İran, Suriye ve Lübnan Hizbullahı’nın Hamas’a desteği, Suriye savaşına kadar yoğun şekilde sürdü. Ancak “Arap Baharı” diye pazarlanan süreç Suriye’de cihatçıların silahlı isyanına dönüşünce işler değişti. Zira Suriye’deki silahlı grupların çoğu, Müslüman Kardeşler şebekesinin parçasıydı. Hamas 2012’de yeniden İhvancılığını hatırlattı, Suriye’deki ofisini kapatıp ülkeden çıktı. Tam on yıl sonra, geçen sene Suriye’ye döndü.

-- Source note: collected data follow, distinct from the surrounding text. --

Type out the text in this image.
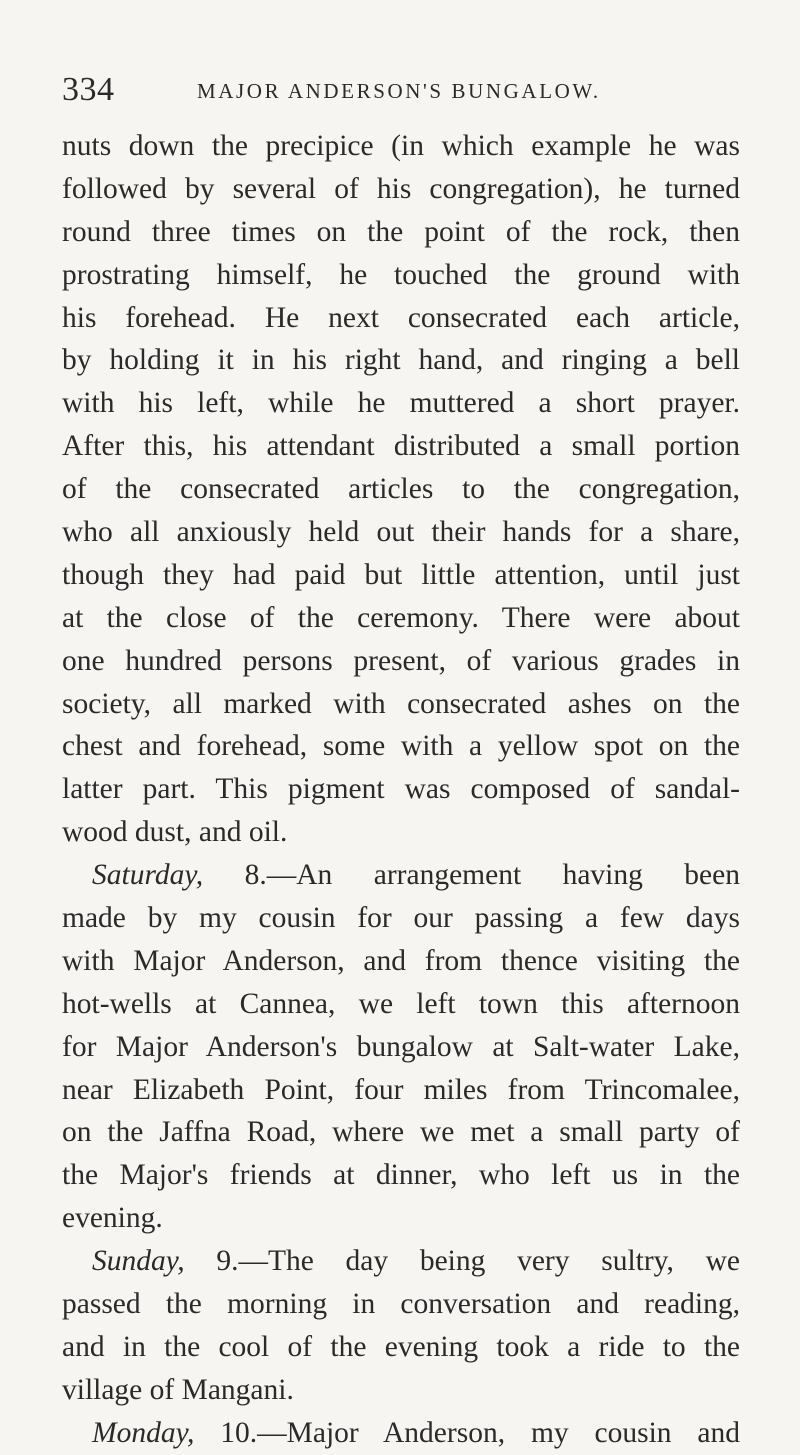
334	MAJOR ANDERSON'S BUNGALOW.
nuts down the precipice (in which example he was
followed by several of his congregation), he turned
round three times on the point of the rock, then
prostrating himself, he touched the ground with
his forehead. He next consecrated each article,
by holding it in his right hand, and ringing a bell
with his left, while he muttered a short prayer.
After this, his attendant distributed a small portion
of the consecrated articles to the congregation,
who all anxiously held out their hands for a share,
though they had paid but little attention, until just
at the close of the ceremony. There were about
one hundred persons present, of various grades in
society, all marked with consecrated ashes on the
chest and forehead, some with a yellow spot on the
latter part. This pigment was composed of sandal-
wood dust, and oil.
Saturday, 8.—An arrangement having been
made by my cousin for our passing a few days
with Major Anderson, and from thence visiting the
hot-wells at Cannea, we left town this afternoon
for Major Anderson's bungalow at Salt-water Lake,
near Elizabeth Point, four miles from Trincomalee,
on the Jaffna Road, where we met a small party of
the Major's friends at dinner, who left us in the
evening.
Sunday, 9.—The day being very sultry, we
passed the morning in conversation and reading,
and in the cool of the evening took a ride to the
village of Mangani.
Monday, 10.—Major Anderson, my cousin and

Kısacası, Hamas, birçok islamcı hareket gibi, tüm büyük güçlerin bir şekilde kullanmaya ve etkilemeye çalıştığı bir örgüt. İran, Suriye ve Lübnan Hizbullahı, Hamas’a siyasi desteklerini açıktan sürdürüyor. AKP hükümeti İsrail’le arayı düzeltmek istediğinde Hamas’tan uzaklaşıyor, Arap ülkeleriyle arayı düzeltmek istediğinde Hamas’a yanaşıyor. İsrail, kamuoyu önünde Hamas’a sürekli küfretse de, kapalı kapılar ardında Gazze’yi Hamas’ın kontrol etmesinden memnun olmayı sürdürüyor. Netanyahu, 2019’da, kendi partisinin meclis grup toplantısında “Filistin devletini engellemek için Hamas’ı desteklemeliyizdemişti.

Kısacası, herkes zaman zaman Hamas’ın arkasında, zaman zaman karşısında duruyor. Ama İsrail, en çok, Filistin direnişinin öncülüğünün bir kez daha, isteseler de manipüle edemeyecekleri devrimci güçlere geçmesinden korkuyor.